Reseptor H2 didapatkan pada mukosa lambung, sel otot jantung, dan

beberapa sel imun. Aktivasi reseptor H2 terutama menyebabkan sekresi asam

lambung. Selain itu juga berperan dalam menyebabkan vasodilatasi dan flushing.

Histamin menstimulasi sekresi asam lambung, meningkatkan kadar cAMP dan

menurunkan kadar cGMP, sedangkan antihistamin H2 menghambat efek tersebut.

Pada otot polos bronkus aktivasi reseptor H2 oleh agonis reseptor H2 akan

menyebabkan relaksasi (Dewoto, 2009).

Reseptor H3 berfungsi sebagai penghambat umpan balik pada berbagai

sistem organ. Aktivasi reseptor H3 yang didapatkan di beberapa daerah di otak

mengurangi pelepasan transmitter baik histamin maupun norepinefrin, serotonin,

dan asetilkolin. Meskipun agonis reseptor H3 berpotensi untuk digunakan antara

lain sebagai gastroprotektif dan antagonis reseptor H3 antara antara lain berpotensi

untuk digunakan sebagai antiobesitas, sampai saat ini belum ada agonis maupun

antagonis reseptor H3 yang diizinkan untuk digunakan di klinik (Dewoto, 2009).

Aktivitas terpenting histamin adalah:

- Kontraksi otot polos bronchi, usus, dan rahim

- Vasodilatasi semua pembuluh dengan penurunan tekanan darah

- Memperbesar permeabilitas kapiler untuk cairan dan protein, dengan

akibat udema dan pengembangan mukosa

- Hipersekresi ingus dan air mata, ludah, dahak dan asam lambung

- Stimulasi ujung saraf dengan eritema dan gatal-gatal (Tan, 2013).

2.2 Reaksi Alergi

Alergi (Lat. = berlaku berlainan).

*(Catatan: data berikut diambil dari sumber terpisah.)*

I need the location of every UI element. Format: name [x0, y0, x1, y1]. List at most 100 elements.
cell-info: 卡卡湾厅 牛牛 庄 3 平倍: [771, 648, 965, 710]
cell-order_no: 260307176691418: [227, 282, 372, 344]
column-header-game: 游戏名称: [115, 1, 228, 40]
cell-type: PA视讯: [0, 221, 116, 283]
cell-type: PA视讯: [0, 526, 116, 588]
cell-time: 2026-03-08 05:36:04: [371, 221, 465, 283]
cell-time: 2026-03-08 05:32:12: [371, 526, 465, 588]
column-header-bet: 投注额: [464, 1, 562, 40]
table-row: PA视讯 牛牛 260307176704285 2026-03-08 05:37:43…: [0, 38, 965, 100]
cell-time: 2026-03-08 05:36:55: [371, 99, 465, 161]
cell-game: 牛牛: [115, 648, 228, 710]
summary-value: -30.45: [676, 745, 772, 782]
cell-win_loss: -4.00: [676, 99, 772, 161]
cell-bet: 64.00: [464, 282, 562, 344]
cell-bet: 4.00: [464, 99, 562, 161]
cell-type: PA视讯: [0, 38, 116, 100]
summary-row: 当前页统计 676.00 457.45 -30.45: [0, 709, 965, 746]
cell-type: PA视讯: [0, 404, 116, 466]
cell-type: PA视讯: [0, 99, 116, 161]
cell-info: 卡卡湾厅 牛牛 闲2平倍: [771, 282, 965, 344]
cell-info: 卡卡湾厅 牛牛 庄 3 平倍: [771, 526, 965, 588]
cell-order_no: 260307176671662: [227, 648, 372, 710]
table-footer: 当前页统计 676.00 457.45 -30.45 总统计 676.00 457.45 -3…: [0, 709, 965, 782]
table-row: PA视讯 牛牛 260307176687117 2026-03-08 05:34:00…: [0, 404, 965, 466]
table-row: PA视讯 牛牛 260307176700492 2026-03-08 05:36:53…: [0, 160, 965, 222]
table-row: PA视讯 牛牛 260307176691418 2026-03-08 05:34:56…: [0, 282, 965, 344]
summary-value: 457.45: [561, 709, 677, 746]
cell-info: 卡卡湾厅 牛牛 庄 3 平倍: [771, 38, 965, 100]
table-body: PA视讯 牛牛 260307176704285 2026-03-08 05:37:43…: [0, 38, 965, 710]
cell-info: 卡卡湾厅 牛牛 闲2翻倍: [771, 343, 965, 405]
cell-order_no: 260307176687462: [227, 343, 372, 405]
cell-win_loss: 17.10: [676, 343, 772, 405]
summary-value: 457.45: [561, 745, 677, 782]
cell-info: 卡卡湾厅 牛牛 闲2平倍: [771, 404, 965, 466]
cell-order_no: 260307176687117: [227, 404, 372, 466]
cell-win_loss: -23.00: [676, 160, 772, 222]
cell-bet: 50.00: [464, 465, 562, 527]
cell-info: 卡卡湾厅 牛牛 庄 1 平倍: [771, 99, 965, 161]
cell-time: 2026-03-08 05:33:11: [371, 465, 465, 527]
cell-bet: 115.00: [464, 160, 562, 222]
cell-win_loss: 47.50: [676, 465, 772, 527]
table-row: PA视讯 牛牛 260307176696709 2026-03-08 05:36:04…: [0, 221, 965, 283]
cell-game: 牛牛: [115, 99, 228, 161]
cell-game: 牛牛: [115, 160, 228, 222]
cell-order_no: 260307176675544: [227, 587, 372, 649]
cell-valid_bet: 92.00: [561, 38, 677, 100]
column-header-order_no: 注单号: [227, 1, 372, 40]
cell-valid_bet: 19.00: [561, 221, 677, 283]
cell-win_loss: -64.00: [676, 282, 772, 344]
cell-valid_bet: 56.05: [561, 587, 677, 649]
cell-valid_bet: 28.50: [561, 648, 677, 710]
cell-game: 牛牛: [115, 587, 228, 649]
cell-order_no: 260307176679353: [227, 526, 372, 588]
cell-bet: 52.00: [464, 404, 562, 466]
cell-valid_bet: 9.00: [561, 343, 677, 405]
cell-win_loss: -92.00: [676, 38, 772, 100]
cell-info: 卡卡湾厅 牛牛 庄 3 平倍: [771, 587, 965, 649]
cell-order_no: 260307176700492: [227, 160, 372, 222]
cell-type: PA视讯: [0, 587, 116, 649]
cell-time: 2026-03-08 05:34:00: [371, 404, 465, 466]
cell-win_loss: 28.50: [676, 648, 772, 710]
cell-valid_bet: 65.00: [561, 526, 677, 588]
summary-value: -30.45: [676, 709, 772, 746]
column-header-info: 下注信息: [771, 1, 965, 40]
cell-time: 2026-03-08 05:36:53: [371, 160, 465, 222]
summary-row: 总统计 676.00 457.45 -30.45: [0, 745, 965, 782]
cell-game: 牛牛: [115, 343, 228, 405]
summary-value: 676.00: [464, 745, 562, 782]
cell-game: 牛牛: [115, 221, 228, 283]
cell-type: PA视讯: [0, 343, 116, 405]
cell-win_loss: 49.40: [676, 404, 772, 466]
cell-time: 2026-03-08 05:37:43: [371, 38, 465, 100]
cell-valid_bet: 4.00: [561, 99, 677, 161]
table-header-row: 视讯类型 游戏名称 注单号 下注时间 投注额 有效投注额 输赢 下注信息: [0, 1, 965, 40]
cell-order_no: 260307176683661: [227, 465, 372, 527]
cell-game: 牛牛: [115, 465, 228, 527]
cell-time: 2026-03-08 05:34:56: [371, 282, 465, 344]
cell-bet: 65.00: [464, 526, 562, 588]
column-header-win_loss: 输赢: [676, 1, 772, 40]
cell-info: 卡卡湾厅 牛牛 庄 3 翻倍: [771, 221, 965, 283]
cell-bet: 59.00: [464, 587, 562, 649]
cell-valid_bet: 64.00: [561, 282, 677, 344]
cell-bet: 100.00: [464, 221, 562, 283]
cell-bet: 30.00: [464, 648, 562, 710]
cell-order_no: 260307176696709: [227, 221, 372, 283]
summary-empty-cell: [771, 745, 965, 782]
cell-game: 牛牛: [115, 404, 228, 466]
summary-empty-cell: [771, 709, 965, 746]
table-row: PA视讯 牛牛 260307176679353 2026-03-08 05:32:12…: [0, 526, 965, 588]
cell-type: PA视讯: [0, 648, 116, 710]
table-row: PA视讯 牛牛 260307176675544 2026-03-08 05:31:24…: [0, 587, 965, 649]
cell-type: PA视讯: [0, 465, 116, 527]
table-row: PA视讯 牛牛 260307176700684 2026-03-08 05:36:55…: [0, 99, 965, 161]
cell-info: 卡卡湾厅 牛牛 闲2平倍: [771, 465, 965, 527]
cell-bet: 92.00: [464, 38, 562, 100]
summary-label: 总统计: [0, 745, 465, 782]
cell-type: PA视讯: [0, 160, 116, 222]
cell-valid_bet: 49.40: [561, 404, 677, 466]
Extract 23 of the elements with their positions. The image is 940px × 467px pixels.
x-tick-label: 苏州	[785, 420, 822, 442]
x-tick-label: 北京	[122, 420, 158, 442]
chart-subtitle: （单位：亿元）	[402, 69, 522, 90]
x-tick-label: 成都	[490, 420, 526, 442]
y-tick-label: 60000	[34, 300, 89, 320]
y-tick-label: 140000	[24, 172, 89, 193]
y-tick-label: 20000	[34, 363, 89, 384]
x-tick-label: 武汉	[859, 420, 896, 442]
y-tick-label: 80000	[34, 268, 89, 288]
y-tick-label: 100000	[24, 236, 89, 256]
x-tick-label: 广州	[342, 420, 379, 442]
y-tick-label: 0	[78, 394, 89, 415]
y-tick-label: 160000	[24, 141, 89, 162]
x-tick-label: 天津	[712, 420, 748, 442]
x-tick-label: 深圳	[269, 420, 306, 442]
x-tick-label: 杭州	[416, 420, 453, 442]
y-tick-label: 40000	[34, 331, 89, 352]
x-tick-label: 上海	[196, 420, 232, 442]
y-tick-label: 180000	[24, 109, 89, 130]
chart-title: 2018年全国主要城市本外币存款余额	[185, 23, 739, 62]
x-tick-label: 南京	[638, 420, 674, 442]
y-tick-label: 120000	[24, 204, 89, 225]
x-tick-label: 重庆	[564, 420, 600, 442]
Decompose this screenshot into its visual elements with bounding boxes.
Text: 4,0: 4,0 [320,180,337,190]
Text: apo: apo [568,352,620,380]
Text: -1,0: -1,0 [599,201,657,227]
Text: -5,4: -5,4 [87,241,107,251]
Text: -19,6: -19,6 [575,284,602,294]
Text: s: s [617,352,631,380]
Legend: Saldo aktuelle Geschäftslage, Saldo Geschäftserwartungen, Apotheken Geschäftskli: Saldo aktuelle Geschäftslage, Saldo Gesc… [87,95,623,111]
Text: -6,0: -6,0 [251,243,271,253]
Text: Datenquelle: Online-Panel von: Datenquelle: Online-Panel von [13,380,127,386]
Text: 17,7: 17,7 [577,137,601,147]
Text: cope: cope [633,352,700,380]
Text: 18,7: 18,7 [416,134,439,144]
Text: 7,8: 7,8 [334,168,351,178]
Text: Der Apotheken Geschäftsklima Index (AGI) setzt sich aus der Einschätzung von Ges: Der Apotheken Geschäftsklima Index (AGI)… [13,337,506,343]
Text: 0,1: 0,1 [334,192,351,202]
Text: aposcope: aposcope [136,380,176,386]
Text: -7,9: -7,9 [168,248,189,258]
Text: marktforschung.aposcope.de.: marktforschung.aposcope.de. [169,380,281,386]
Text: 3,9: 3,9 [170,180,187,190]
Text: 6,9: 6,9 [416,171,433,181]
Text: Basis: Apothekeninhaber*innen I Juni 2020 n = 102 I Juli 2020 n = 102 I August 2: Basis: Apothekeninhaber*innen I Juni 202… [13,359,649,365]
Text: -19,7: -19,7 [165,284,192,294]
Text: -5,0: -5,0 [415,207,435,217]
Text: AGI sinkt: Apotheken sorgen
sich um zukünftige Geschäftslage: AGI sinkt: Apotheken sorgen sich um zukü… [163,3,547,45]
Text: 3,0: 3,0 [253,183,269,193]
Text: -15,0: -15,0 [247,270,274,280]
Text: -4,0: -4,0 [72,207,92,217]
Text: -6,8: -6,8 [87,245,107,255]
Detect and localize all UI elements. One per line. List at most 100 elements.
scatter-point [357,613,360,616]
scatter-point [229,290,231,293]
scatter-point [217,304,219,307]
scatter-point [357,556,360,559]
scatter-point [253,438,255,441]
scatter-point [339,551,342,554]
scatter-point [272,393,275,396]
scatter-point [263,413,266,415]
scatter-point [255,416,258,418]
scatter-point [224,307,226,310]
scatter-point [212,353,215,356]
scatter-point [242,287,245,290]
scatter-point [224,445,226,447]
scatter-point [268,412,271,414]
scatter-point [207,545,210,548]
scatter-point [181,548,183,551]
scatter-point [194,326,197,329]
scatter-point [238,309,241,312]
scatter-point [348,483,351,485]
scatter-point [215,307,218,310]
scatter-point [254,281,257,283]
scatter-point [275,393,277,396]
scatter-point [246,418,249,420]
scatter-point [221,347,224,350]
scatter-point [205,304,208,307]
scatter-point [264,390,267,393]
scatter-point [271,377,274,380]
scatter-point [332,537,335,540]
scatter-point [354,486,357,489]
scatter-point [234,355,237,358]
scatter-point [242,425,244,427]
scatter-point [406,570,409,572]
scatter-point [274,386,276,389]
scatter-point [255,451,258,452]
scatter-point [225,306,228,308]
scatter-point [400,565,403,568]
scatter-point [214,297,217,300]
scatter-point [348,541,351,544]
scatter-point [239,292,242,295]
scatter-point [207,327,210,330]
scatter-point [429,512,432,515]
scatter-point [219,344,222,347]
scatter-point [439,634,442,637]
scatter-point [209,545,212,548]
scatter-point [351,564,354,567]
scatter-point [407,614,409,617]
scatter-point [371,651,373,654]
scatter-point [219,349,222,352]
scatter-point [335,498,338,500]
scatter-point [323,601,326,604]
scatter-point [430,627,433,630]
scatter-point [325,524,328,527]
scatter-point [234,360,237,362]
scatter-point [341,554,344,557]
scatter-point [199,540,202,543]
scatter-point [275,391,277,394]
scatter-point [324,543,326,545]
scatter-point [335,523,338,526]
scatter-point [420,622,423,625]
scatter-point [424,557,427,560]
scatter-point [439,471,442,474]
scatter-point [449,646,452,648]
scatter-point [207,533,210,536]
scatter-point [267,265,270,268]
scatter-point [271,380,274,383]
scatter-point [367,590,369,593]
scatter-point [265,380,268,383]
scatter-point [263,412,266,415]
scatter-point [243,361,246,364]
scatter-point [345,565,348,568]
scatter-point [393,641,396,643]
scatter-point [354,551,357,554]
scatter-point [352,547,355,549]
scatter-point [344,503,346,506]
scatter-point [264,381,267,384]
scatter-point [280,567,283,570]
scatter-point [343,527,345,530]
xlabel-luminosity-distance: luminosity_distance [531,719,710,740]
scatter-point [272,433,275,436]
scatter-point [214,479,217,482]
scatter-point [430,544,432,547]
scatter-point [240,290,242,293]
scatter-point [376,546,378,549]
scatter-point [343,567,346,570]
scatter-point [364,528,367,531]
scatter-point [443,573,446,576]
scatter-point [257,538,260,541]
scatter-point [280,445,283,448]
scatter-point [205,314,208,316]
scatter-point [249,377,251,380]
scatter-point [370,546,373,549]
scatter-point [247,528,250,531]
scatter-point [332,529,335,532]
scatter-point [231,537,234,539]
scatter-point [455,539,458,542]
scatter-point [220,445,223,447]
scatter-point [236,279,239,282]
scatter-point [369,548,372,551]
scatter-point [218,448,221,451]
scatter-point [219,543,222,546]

Istilah ini, yang juga disebut

hipersensitivitas, pertama kali (1960) dicetuskan oleh Von Pirquent yang

menggambarkan reaktivitas khusus dari tuan rumah (host) terhadap suatu unsur

eksogen, yang timbul pada kontak kedua kali atau berikutnya. Reaksi

hipersensitivitas ini meliputi sejumlah peristiwa auto-imun dan alergi serta

merupakan kepekaan berbeda terhadap suatu antigen eksogen atas dasar proses

imunologi. Pada hakekatnya reaksi imun tersebut, walaupun bersifat “merusak”,

berfungsi melindungi organisme terhadap zat-zat asing yang menyerang tubuh

(Tan, 2013).

Yang dimaksud dengan istilah ‘alergi’ ialah keadaan reaksi organisme

yang berubah terhadap senyawa tertentu (alergen), yaitu organisme bereaksi lain

terhadap bahan ini dibandingkan sebelumnya. Pada prinsipnya ini dapat berupa

suatu kereaktifan yang diperkuat (hiperergi), diperlemah (hipoergi) atau tak ada

(anergi). Walaupun demikian dalam pemakaian bahasa sehari-hari sekarang alergi

hanya digunakan dalam arti hiperergi (Mutschler, 2010).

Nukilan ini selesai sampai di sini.